I'm not sure what Diffie-Hellman has to do with anything here, but yeah, there's no reason encryption would prevent interoperability as long as all clients are using the same protocol (which they would have to do anyway in order to be interoperable).
Encryption makes it practically impossible to transform messages between different protocols, since the cyphertext contains not only the text content of the message, but also formatting, some attributes (e.g. `reply_to`). Even if it were the same, E2EE algorithms also differ between protocols, and you can't reencrypt the message for other protocols server-side.
I thought the opposite, at least as a first thought: Roughly two or three years ago, facebook announced their intent to integrate their messengers - so that you could send a message from your fb inbox to whatsapp, from whatsapp to instagram. And since whatsapp has E2E as a major part of their marketing, I'd think adding it to FB and IG rather than removing it from WA would be the way to go.
(though of course it's not REALLY: it harasses you to backup your messages all the freaking time, and when I say "never", as I ALWAYS do, it asks again in 2 weeks. I assume once they're backed up on Meta's servers, there goes the encryption. But that's a parlor trick and they STILL have that data, as I assume at least 80% back up anyway and the rest is mostly worn down by the constant prompting.)
That's because a single org controls all three messengers and they can develop them to converge to the same message format and to the same encryption mechanism. At the same point Signal or XMPP will use a different format and a different mechanism, making them incompatible with messages from Meta, unless a client with a private key reencrypts them.
but then, why do they not take no for an answer and keep nagging about it, and interpret "never" as "not in the next two weeks, but ask again, please!" if they don't have an interest in having these messages there?
(and no, "it's to help YOU, the hapless user! is of course never the right answer.
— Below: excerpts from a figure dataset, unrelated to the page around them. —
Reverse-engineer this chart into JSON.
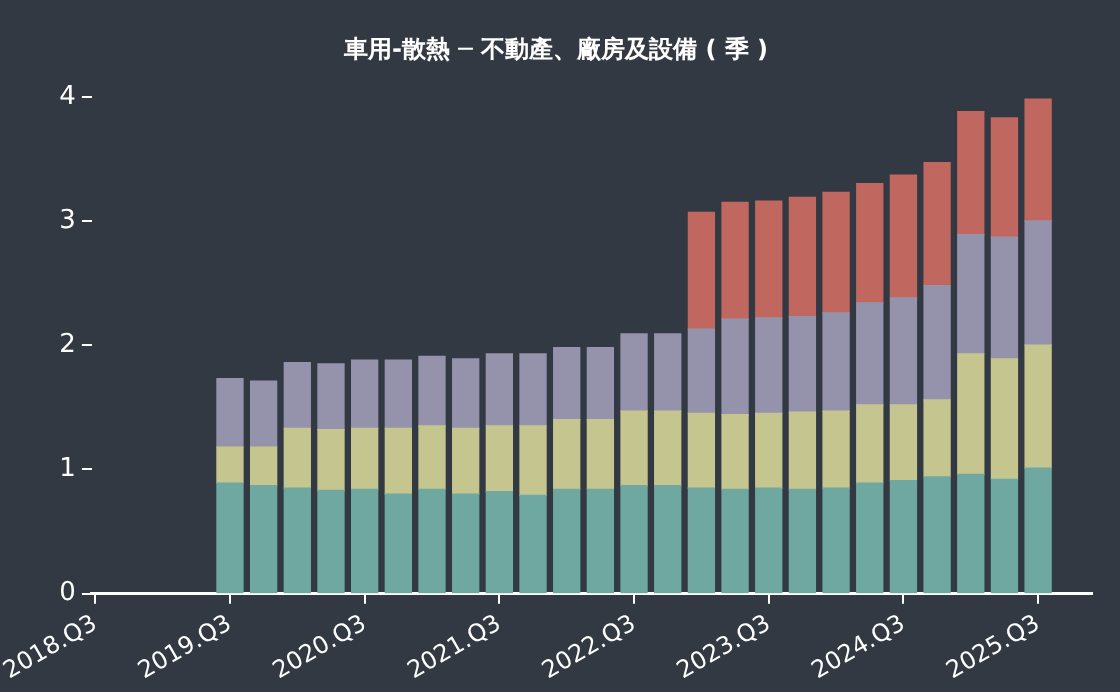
{
  "chart_data": {
    "type": "bar",
    "title": "車用-散熱 ─ 不動產、廠房及設備 ( 季 )",
    "stacked": true,
    "grid": false,
    "legend": false,
    "categories": [
      "2018.Q3",
      null,
      null,
      null,
      "2019.Q3",
      null,
      null,
      null,
      "2020.Q3",
      null,
      null,
      null,
      "2021.Q3",
      null,
      null,
      null,
      "2022.Q3",
      null,
      null,
      null,
      "2023.Q3",
      null,
      null,
      null,
      "2024.Q3",
      null,
      null,
      null,
      "2025.Q3"
    ],
    "ylim": [
      0,
      4
    ],
    "yticks": [
      0,
      1,
      2,
      3,
      4
    ],
    "series": [
      {
        "color": "#6fa8a0",
        "values": [
          null,
          null,
          null,
          null,
          0.89,
          0.87,
          0.85,
          0.83,
          0.84,
          0.8,
          0.84,
          0.8,
          0.82,
          0.79,
          0.84,
          0.84,
          0.87,
          0.87,
          0.85,
          0.84,
          0.85,
          0.84,
          0.85,
          0.89,
          0.91,
          0.94,
          0.96,
          0.92,
          1.01
        ]
      },
      {
        "color": "#c5c68f",
        "values": [
          null,
          null,
          null,
          null,
          0.29,
          0.31,
          0.48,
          0.49,
          0.49,
          0.53,
          0.51,
          0.53,
          0.53,
          0.56,
          0.56,
          0.56,
          0.6,
          0.6,
          0.6,
          0.6,
          0.6,
          0.62,
          0.62,
          0.63,
          0.61,
          0.62,
          0.97,
          0.97,
          0.99
        ]
      },
      {
        "color": "#9593ab",
        "values": [
          null,
          null,
          null,
          null,
          0.55,
          0.53,
          0.53,
          0.53,
          0.55,
          0.55,
          0.56,
          0.56,
          0.58,
          0.58,
          0.58,
          0.58,
          0.62,
          0.62,
          0.68,
          0.77,
          0.77,
          0.77,
          0.79,
          0.82,
          0.86,
          0.92,
          0.96,
          0.98,
          1.0
        ]
      },
      {
        "color": "#c0675f",
        "values": [
          null,
          null,
          null,
          null,
          null,
          null,
          null,
          null,
          null,
          null,
          null,
          null,
          null,
          null,
          null,
          null,
          null,
          null,
          0.94,
          0.94,
          0.94,
          0.96,
          0.97,
          0.96,
          0.99,
          0.99,
          0.99,
          0.96,
          0.98
        ]
      }
    ]
  }
}
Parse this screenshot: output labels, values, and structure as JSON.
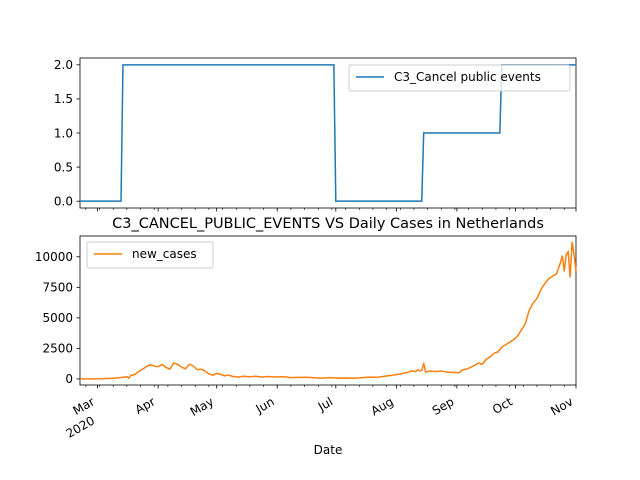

Corporations never do things for users without an interest of their own.)
"How can we be sure a 3rd party implements the encryption properly" is the counter-argument.
How would you refute that? Trust users to check that some code is the same on both devices? What would prevent a bad actor from MITMing the whole thing from the start?
It's not man-in-the-middle, it's man-on-the-end. If your chat app wants to spy on you, there is nothing you can do, but at least it becomes obvious and easy to analyze because it's client side code. It's not a counter argument to interoperability. You need to trust both sides, the same way web works.
Hmm, but it’s OK to trust that web browsers implement TLS properly? And your router isn’t MITMing you? Or your SSH app exfiltrating all your server information? Why is this different?
Can it do so if the encryption and key management is at the client?
> Or your SSH app exfiltrating all your server information
That's a small niche, and most service don't expose SSH to public.
> OK to trust that web browsers implement TLS properly
hmm, you may have a point, maybe they'll ensure that only whitelisted browsers can access it, like Chrome with DRM for HTML. Only purpose is public safety. /s
FWIU, this[1] was decrypting imessages successfully. But was also storing all your imessages in a serverside database accessible to the server (instead of being e2e encrypted like imessage is supposed to be) and leaking the authentication token to access the imessages over unencrypted HTTP.